Le seul autre commerce est un restaurant, à défaut de mieux nous allons donc y demander un tiropita (feuilleté de fêta… sauf que souvent ce ne sera pas feuilleté, dans cette région) à emporter pour le manger froid. On fait part de notre trouvaille au touriste et à sa copine, qui prendront la même résolution.

Nous nous engageons dans ces petites rues piétonnes pavées, un panneau nous indique le départ du chemin… mais à un carrefour, plus rien.

Nous prenons la mauvaise option mais un coup de boussole nous permettra de reprendre la bonne direction.

Nous passons devant une église fermée et tombons sur un « théâtre grec antique »… récent !

Juste après, la route pavée s’arrête et c’est le véritable début du sentier qui s’enfonce dans la gorge.

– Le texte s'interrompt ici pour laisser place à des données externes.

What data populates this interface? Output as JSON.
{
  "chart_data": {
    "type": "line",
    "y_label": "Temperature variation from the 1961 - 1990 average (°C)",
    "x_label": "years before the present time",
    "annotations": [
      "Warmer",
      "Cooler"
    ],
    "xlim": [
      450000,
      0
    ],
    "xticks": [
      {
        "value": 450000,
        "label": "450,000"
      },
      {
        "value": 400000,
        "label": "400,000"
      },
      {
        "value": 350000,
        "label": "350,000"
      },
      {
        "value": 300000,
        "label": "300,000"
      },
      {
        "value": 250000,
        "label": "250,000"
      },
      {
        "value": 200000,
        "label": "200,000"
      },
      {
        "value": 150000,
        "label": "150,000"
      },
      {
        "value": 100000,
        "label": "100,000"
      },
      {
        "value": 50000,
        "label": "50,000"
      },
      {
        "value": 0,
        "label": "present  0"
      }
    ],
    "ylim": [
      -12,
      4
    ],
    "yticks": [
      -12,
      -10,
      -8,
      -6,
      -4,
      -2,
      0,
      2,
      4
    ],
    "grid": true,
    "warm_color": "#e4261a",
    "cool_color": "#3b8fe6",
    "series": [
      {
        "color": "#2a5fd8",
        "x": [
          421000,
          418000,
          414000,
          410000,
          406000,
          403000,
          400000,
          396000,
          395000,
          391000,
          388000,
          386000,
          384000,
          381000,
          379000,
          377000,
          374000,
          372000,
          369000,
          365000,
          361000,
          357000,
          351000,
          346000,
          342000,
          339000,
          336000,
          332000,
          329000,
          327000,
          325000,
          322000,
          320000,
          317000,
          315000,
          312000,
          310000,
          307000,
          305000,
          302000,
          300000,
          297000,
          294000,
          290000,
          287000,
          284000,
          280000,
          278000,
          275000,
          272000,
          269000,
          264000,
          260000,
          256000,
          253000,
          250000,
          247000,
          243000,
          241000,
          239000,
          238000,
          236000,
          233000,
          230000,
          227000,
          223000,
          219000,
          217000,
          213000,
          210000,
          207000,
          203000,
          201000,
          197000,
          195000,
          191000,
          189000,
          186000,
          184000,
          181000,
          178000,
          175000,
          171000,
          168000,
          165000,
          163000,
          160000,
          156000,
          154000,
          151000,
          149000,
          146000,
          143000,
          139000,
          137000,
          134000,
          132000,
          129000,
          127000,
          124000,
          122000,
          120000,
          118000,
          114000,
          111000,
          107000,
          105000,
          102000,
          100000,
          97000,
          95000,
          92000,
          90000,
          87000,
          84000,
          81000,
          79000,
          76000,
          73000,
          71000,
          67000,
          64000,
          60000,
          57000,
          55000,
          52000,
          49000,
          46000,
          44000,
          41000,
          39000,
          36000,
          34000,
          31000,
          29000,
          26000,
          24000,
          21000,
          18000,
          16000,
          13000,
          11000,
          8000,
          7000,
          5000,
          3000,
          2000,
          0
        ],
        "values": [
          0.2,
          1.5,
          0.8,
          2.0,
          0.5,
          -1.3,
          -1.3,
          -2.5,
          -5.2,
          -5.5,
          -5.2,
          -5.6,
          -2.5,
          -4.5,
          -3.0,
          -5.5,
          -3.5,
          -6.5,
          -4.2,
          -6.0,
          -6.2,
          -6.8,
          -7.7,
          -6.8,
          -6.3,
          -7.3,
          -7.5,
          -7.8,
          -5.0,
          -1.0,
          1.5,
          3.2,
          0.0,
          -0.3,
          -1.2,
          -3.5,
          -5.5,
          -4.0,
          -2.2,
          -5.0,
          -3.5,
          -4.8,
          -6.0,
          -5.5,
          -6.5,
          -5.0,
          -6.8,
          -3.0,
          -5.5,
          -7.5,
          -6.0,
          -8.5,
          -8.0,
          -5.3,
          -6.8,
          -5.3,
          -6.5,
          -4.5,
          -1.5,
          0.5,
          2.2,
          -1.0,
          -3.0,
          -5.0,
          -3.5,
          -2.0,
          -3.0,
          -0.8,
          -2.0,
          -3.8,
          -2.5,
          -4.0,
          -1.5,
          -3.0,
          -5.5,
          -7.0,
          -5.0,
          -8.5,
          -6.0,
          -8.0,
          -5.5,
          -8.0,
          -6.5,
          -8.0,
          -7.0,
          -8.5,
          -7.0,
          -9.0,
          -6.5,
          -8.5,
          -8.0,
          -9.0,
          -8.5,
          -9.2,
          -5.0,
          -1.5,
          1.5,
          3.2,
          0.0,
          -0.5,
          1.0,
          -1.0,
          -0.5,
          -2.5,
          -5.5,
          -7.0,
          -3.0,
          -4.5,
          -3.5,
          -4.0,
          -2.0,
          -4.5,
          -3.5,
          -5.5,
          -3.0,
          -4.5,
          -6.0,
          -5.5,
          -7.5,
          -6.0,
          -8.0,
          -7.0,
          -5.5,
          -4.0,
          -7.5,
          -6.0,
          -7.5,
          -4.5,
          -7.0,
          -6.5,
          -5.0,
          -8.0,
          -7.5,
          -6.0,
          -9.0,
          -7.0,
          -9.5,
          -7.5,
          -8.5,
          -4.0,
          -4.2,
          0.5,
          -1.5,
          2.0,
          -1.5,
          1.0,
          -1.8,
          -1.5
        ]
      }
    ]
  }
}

A noter que même ce sentier est souvent couvert de pierres (anciennes). Ce fut un travail colossal, effectué pour le transport par mules.

Nous descendons à l’ombre des bois, il fait déjà très chaud au soleil. Nous croisons un couple qui remonte (déjà ? comment est-ce possible ?).

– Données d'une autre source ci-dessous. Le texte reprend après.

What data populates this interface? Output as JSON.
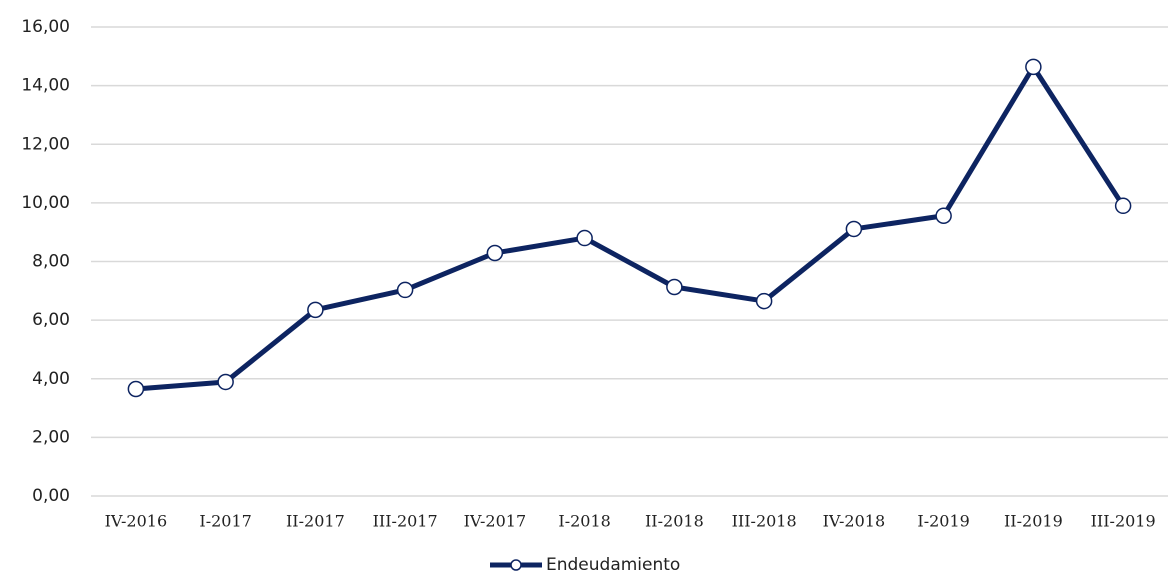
{
  "chart_data": {
    "type": "line",
    "categories": [
      "IV-2016",
      "I-2017",
      "II-2017",
      "III-2017",
      "IV-2017",
      "I-2018",
      "II-2018",
      "III-2018",
      "IV-2018",
      "I-2019",
      "II-2019",
      "III-2019"
    ],
    "series": [
      {
        "name": "Endeudamiento",
        "color": "#0d2461",
        "values": [
          3.65,
          3.89,
          6.35,
          7.03,
          8.29,
          8.8,
          7.13,
          6.65,
          9.11,
          9.56,
          14.64,
          9.9
        ]
      }
    ],
    "ylim": [
      0,
      16
    ],
    "yticks": [
      {
        "value": 0,
        "label": "0,00"
      },
      {
        "value": 2,
        "label": "2,00"
      },
      {
        "value": 4,
        "label": "4,00"
      },
      {
        "value": 6,
        "label": "6,00"
      },
      {
        "value": 8,
        "label": "8,00"
      },
      {
        "value": 10,
        "label": "10,00"
      },
      {
        "value": 12,
        "label": "12,00"
      },
      {
        "value": 14,
        "label": "14,00"
      },
      {
        "value": 16,
        "label": "16,00"
      }
    ],
    "grid": true,
    "legend": "bottom"
  }
}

Nous ne verrons pas plus de 5 couples en tout sur la journée… ce n’est pas la surpopulation, surtout pour un endroit aussi beau et aussi connu !

Ça descend et ça descend, à n’en plus finir… je n’ose pas imaginer le retour, quand nous serons fourbus !

Je ne sais pas exactement quel est le dénivelée, nous avions lu 400m mais cela nous a paru plutôt de l’ordre de 600-700m.

Soudain la vue se dégage devant nous et nous apercevons pour la première fois la gorge. Le choc, nous réalisons vraiment son gigantisme…

AàG s’écrie : Nan mais regarde-moi ces gorges de malade ! C’est dingue un truc pareil !!

Las il faut avouer qu’en photo ça ne rend pas du tout 😦

On continue à descendre, impressionnés par la majestueuse démesure du paysage.

Encore une fois un parallèle avec la Turquie nous vient : la vallée d’Ihlara…

Nous voici donc au cœur du parc national de Vikos-Aoös, où se trouvent des raretés tant niveau flore que faune.

Ici on peut espérer (ou craindre) apercevoir l’ours brun et le loup, le chacal et le chat sauvage… parmi d’autres.

Après avoir effleuré le lit de la rivière, qui est à sec environ de juin à octobre, le sentier devient à peu près plat.

C’est le seul endroit où le balisage prête à confusion car il y a à la fois une flèche vers la gauche et une flèche vers la droite. L’indication vers la gauche nous semble être correcte (et ouf, pour une fois c’est un bon choix !).

Comme le fond de la gorge continue à descendre, ça donne un sentier accroché dans les flancs boisés.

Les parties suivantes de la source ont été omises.